EXHIBIT 99.11
February 8, 2004
Dear Divisional Board Member:
I am pleased to announce that Umpqua Holdings Corporation has signed a definitive agreement to acquire Western Sierra Bancorp and to integrate its subsidiary banks into Umpqua Bank. Western Sierra Bancorp operates as Western Sierra Bank, Central California Bank, Lake Community Bank and Auburn Community Bank in the greater Sacramento and San Joaquin Valley areas. Western Sierra Bancorp and Umpqua Holdings Corporation directors have approved the proposed transaction.
As you know, our long-term growth strategy has focused on building an Umpqua Bank network from Sacramento to Seattle. The addition of Western Sierra's 31 locations significantly increases Umpqua's presence in California and is an important step towards realizing our goal.
This proposed acquisition will increase Umpqua Bank's total assets to approximately $6.9 billion, its deposits to approximately $5.3 billion, shareholders' equity to approximately $1.1 billion, and will secure Umpqua Bank's presence in Northern California.
This acquisition complements and reinforces our current California resources, store network, and our commitment to community banking. More than just filling in the California market, we are securing Umpqua Bank's status as the leading community bank of the West, a position that is advantageous to our customers, our employees and the communities we serve.
Like Umpqua, Western Sierra has a strong record of superior customer service and a commitment to community banking. Combining our resources will significantly add to our potential for community investment and activity.
As our presence in California grows, it's important to increase our connection with community leaders. As a result, we will be offering at least ten positions on an Umpqua Bank California Divisional Board of Directors.

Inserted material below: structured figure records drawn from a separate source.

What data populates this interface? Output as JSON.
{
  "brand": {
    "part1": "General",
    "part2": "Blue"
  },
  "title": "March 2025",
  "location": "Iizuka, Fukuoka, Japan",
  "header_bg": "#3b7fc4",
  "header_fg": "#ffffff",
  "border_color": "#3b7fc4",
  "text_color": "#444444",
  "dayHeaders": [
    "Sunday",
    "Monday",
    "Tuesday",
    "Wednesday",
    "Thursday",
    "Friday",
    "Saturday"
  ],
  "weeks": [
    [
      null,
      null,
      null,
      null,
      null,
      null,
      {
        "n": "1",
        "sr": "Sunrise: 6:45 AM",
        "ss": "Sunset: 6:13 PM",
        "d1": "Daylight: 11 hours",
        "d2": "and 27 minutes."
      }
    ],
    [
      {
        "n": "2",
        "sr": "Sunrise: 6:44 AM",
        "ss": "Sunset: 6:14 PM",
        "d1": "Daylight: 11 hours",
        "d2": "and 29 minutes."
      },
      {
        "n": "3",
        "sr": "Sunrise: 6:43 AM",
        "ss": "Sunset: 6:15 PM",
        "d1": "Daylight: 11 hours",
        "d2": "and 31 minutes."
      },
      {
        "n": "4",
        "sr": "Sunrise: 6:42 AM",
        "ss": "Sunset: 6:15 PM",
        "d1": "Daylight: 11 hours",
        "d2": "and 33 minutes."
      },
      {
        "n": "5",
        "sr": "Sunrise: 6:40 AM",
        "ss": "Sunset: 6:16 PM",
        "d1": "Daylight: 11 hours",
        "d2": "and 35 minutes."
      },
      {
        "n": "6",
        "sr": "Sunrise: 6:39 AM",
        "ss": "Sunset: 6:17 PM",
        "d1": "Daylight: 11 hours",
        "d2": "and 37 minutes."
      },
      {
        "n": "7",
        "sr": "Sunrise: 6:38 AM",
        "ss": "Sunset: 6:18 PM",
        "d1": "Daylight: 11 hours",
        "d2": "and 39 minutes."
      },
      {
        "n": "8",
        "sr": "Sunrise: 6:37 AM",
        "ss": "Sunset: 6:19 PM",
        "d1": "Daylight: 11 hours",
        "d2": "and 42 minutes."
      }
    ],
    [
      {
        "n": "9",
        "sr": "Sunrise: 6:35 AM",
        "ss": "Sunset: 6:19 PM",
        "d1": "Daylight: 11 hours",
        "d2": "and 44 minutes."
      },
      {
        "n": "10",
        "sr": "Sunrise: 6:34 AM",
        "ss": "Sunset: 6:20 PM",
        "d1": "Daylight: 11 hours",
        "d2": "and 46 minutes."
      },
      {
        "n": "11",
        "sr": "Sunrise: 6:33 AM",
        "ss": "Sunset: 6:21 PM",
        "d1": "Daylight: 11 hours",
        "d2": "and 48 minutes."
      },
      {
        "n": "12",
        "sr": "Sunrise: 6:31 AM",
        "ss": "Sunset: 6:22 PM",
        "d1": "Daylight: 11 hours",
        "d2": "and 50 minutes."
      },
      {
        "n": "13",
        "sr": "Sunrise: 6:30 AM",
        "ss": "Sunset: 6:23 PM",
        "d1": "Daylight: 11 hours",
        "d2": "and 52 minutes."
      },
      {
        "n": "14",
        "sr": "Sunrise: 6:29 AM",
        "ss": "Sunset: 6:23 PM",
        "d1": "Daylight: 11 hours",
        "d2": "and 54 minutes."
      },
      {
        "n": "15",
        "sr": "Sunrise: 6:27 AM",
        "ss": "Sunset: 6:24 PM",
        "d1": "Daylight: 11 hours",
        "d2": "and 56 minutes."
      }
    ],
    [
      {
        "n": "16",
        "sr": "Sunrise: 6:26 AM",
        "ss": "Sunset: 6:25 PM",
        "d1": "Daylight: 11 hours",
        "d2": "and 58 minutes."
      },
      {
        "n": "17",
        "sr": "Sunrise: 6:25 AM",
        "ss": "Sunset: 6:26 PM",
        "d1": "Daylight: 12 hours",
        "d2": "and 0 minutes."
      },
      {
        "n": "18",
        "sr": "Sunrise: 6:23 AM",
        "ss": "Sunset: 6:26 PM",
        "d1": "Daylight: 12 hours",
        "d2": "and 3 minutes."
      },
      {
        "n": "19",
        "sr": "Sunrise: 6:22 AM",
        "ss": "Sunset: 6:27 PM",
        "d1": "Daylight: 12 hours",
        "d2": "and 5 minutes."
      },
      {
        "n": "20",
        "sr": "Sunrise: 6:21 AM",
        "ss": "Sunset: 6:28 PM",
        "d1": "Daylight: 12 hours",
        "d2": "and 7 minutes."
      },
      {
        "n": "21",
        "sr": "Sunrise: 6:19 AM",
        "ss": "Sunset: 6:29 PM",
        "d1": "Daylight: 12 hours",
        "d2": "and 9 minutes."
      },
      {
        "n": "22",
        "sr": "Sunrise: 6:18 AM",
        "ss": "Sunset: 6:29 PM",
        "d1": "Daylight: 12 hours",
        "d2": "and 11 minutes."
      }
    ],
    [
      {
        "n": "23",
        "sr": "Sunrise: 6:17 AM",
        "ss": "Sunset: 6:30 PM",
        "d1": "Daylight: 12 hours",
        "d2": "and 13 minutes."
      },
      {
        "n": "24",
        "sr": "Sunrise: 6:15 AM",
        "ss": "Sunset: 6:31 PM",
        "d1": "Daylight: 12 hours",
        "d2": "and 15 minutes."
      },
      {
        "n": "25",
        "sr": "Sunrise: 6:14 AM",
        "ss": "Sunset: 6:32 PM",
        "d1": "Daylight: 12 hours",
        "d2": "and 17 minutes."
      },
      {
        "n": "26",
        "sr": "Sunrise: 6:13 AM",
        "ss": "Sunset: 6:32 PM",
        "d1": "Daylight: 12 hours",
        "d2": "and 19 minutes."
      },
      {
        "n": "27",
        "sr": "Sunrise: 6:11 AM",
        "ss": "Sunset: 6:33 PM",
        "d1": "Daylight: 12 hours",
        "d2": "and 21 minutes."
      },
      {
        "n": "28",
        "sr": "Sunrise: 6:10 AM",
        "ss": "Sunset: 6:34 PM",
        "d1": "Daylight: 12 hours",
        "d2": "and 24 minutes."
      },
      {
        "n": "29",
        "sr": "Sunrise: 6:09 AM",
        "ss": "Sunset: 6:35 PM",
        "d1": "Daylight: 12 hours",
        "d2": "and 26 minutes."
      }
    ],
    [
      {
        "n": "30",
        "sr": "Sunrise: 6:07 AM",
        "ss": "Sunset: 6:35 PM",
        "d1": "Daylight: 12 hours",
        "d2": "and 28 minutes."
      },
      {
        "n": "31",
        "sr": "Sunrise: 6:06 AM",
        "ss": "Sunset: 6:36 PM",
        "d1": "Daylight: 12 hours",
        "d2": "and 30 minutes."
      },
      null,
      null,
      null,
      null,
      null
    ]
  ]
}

We're pleased about this opportunity to take our vision of community banking to the next level and thank you for your support and leadership. If you have any questions about this acquisition, please feel free to contact Bill Fike in California at 916-783-2813 or Dave Edson in Oregon at 503-727-4105.
Raymond P. Davis
President & Chief Executive Officer
Umpqua Holdings Corporation
The foregoing may be deemed to be offering or solicitation materials of Umpqua Holdings Corporation and Western Sierra Bancorp in connection with the proposed acquisition of Western Sierra with and into Umpqua. Shareholders are urged to read the joint proxy statement/prospectus that will be included in the registration statement on Form S-4, which Umpqua will file with the SEC in connection with the proposed acquisition, because it will contain important information about Umpqua, Western Sierra, the acquisition and related matters. The directors and executive officers of Umpqua and Western Sierra may be deemed to be participants in the solicitation of proxies from their respective shareholders. Information regarding the participants and their security holdings can be found in each of Umpqua's and Western Sierra's most recent proxy statements filed with the SEC and the joint proxy statement/prospectus when it is filed with the SEC. All documents filed with the SEC are or will be available for free, both on the SEC web site (http://www.sec.gov) and from Umpqua by directing a request to Umpqua Holdings Corporation, Attention: Investor Relations, One SW Columbia Street, Suite 1200, Portland, OR 97258, and from Western Sierra by directing a request to Western Sierra Bancorp, Investor Relations, 4080 Plaza Goldorado Circle, Cameron Park, CA 95682.
This letter includes forward-looking statements within the meaning of the "Safe-Harbor" provisions of the Private Securities Litigation Reform Act of 1995, which management believes are a benefit to shareholders. These statements are necessarily subject to risk and uncertainty and actual results could differ materially due to certain risk factors, including those set forth from time to time in Umpqua's filings with the SEC. You should not place undue reliance on forward-looking statements and we undertake no obligation to update any such statements. Specific risks in this press release include whether both companies receive regulatory and shareholder approvals and management's ability to effectively integrate the companies.